The trust argues that it was entitled to summary judgment on another ground, namely that it had fulfilled all of its obligations under the agreement. According to the trust, its obligation to reimburse MHD for costs and liability to clean up the property was to be measured by MHD’s contemplated use of the property as a paved parking lot at the time of the execution of the agreement and it has done that by remediating the property in the tank removal area to the satisfaction of the DEP. MHD argues, on the other hand, that the trust is obligated to reimburse it for costs and liability incurred in remediating the property for any reasonable future use of the property. Because of the result she reached, the motion judge found it unnecessary to address this issue. Although we may affirm a motion for summary judgment on grounds other than those given by the motion judge, Vaughan v. Eastern Edison Co., 48 Mass. App. Ct. 225, 226 (1999), we are of the opinion that there is a genuine dispute whether the clean up standard is based on reasonably foreseeable future uses or only presently planned uses for the property. Where the standard is not set forth in the parties’ agreement, this will require resolution of factual circumstances surrounding the transaction which should be addressed in the trial court, Robert Indus., Inc. v. Spence, 362 Mass. 751, 753 (1973), and, thus, we do not reach this issue. In any event, it would appear that there is a genuine issue of fact as to whether the trust bears any responsibility for costs and liability for MHD’s remediation of the two areas in question lying south of the tank removal area in which the trust did no clean up work.

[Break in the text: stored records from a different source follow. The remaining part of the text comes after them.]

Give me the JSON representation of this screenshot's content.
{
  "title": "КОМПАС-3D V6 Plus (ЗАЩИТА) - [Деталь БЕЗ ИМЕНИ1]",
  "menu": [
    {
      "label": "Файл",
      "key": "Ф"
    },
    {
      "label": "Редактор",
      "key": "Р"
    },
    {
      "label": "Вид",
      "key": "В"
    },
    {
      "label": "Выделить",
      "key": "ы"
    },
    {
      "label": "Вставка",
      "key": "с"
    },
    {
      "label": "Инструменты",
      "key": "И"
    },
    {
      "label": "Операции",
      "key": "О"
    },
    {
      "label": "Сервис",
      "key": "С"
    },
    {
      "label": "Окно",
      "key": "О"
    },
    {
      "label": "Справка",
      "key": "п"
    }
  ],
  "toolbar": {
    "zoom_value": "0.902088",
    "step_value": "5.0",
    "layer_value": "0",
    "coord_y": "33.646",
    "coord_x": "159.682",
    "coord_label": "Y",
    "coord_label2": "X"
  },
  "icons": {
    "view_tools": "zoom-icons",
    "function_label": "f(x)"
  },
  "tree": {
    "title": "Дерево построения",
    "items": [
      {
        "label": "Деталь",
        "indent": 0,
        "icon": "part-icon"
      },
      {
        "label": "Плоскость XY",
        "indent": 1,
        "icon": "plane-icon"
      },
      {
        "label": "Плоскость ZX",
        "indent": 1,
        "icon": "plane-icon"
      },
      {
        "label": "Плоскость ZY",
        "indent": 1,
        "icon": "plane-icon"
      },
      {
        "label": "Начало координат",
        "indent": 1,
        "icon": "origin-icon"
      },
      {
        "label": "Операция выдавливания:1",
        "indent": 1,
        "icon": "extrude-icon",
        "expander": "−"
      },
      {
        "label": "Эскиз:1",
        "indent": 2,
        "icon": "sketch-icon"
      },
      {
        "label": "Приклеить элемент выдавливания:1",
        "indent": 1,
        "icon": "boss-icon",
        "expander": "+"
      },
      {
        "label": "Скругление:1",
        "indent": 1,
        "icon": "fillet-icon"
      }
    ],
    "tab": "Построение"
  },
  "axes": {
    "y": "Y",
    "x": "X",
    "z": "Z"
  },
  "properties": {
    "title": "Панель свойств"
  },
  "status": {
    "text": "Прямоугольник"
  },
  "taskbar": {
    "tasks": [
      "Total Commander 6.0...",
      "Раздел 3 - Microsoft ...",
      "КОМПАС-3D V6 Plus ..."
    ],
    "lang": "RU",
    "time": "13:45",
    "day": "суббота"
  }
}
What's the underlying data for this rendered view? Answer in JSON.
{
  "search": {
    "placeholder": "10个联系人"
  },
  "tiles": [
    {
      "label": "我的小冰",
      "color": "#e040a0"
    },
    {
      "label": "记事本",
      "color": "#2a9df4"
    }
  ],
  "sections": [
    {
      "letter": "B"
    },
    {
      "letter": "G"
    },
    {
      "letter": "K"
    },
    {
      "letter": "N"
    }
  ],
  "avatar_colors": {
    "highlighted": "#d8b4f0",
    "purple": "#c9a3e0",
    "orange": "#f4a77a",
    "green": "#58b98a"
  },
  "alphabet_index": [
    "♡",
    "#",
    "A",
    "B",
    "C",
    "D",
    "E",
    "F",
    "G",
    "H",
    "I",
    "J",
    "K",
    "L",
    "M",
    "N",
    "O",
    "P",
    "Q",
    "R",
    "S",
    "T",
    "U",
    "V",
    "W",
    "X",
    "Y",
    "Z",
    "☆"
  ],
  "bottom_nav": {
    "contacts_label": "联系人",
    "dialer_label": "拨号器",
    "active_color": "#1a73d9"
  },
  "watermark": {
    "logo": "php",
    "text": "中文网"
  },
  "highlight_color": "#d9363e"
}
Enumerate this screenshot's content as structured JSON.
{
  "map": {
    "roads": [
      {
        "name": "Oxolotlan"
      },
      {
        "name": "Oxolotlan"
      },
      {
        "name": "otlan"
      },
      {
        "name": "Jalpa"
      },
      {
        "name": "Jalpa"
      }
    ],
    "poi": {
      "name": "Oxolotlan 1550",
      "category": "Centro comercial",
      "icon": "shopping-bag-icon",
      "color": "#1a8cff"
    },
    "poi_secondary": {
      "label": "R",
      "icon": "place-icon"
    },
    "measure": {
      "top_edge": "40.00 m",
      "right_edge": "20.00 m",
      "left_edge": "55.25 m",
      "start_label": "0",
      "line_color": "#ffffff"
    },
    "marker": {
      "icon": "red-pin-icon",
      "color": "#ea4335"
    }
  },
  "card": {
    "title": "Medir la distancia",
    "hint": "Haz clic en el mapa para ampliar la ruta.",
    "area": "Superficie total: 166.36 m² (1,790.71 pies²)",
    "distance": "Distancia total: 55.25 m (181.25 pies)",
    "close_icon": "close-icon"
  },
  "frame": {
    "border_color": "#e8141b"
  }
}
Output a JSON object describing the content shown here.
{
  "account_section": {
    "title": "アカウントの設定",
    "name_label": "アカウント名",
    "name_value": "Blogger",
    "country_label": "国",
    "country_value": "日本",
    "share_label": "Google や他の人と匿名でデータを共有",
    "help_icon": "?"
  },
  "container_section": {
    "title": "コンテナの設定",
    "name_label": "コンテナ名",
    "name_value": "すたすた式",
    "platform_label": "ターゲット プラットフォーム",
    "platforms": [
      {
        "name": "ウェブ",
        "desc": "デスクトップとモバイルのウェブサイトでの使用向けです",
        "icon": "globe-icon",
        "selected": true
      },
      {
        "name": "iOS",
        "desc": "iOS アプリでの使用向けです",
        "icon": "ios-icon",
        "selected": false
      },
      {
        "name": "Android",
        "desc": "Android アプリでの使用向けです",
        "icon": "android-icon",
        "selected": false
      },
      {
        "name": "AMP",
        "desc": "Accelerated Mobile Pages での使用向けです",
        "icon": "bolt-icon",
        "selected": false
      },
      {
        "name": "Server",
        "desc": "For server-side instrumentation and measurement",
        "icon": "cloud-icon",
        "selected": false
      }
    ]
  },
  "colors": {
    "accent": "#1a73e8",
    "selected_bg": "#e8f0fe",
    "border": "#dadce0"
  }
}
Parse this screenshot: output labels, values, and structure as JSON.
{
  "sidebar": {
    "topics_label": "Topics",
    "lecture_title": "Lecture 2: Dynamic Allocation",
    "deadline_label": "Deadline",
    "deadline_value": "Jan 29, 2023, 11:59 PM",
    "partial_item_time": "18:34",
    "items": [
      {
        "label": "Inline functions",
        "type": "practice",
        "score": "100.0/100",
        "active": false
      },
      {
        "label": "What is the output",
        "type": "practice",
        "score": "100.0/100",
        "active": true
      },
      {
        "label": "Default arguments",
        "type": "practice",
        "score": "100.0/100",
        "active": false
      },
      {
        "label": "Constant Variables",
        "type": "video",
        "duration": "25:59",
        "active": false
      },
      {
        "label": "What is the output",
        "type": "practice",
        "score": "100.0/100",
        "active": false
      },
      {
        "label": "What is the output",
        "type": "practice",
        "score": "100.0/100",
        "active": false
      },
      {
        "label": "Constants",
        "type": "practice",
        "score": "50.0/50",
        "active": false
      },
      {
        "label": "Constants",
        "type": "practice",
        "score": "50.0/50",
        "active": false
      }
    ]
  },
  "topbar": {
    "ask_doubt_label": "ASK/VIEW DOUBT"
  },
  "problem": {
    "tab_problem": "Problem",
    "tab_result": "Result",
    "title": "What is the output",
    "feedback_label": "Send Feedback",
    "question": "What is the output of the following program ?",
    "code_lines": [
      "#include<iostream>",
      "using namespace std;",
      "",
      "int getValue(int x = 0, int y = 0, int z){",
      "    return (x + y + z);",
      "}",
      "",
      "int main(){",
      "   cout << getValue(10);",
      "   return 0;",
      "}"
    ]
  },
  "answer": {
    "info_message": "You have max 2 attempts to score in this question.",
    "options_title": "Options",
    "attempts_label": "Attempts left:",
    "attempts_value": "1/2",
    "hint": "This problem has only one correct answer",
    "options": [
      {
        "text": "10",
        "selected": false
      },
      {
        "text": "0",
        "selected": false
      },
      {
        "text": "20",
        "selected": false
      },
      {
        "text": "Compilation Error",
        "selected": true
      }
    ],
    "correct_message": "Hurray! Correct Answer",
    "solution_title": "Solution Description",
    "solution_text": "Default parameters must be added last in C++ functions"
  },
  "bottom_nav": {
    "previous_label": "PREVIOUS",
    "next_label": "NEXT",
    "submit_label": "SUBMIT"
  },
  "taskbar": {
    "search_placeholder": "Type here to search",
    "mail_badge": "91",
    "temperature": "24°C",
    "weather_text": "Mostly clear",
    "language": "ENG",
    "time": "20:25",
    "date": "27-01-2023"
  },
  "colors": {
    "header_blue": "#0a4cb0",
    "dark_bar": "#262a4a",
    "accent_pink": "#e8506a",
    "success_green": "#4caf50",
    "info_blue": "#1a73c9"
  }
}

In sum, the judgment is reversed, and the action is remanded to the Superior Court for further proceedings.

So ordered.

The trust includes the defendant and its predecessor, R.S.R. Realty Company, Inc.

We also note that, while such a response may not necessarily result in a judge giving conclusive effect to that response, it may well result in an order for an amended or supplemental answer. Good faith discovery obligates an answering party to set forth in detail why he cannot admit or deny. Mass.R. Civ.R 36 (a)(l)(ii). Accordingly, it has been stated that “[i]f the inability results from the respondent’s lack of knowledge, the required statement must show (1) that respondent has attempted a reasonable inquiry in an effort to elicit the facts, and (2) the insufficiency of whatever information is known to respondent or readily available to him. These requirements are substantial, and aim to preclude promiscuous, frivolous reliance upon the scantiness of respondent’s information. They prohibit equating simple lack of investigative energy with honest lack of knowledge.” (Emphasis original.) Smith & Zobel, Rules Practice, § 36.6 at 400 (1975).

MHD also argues that the judge erred in concluding that MHD must prove a causal connection between the “contamination” and the release, bringing onto the property, or use, generation or disposal of oil on the property during the trust’s ownership of the property. MHD argues that there is nothing in the agreement which makes the trust’s obligation of indemnification dependent on proof of contamination by the release or use of oil. The judge recognized that the causation standard employed under G. L. c. 21E, while analogous, was not controlling because of the parties’ agreement. Nevertheless, we agree that the judge was correct in construing “arising by reason of” to mean that MHD has to prove that there was a causal connection between the release, bringing onto the property, or use, generation or disposal of oil during the trust’s ownership of the property and the contamination found in the soil and groundwater.

As a consequence, MHD’s motion for partial summary judgment was appropriately denied.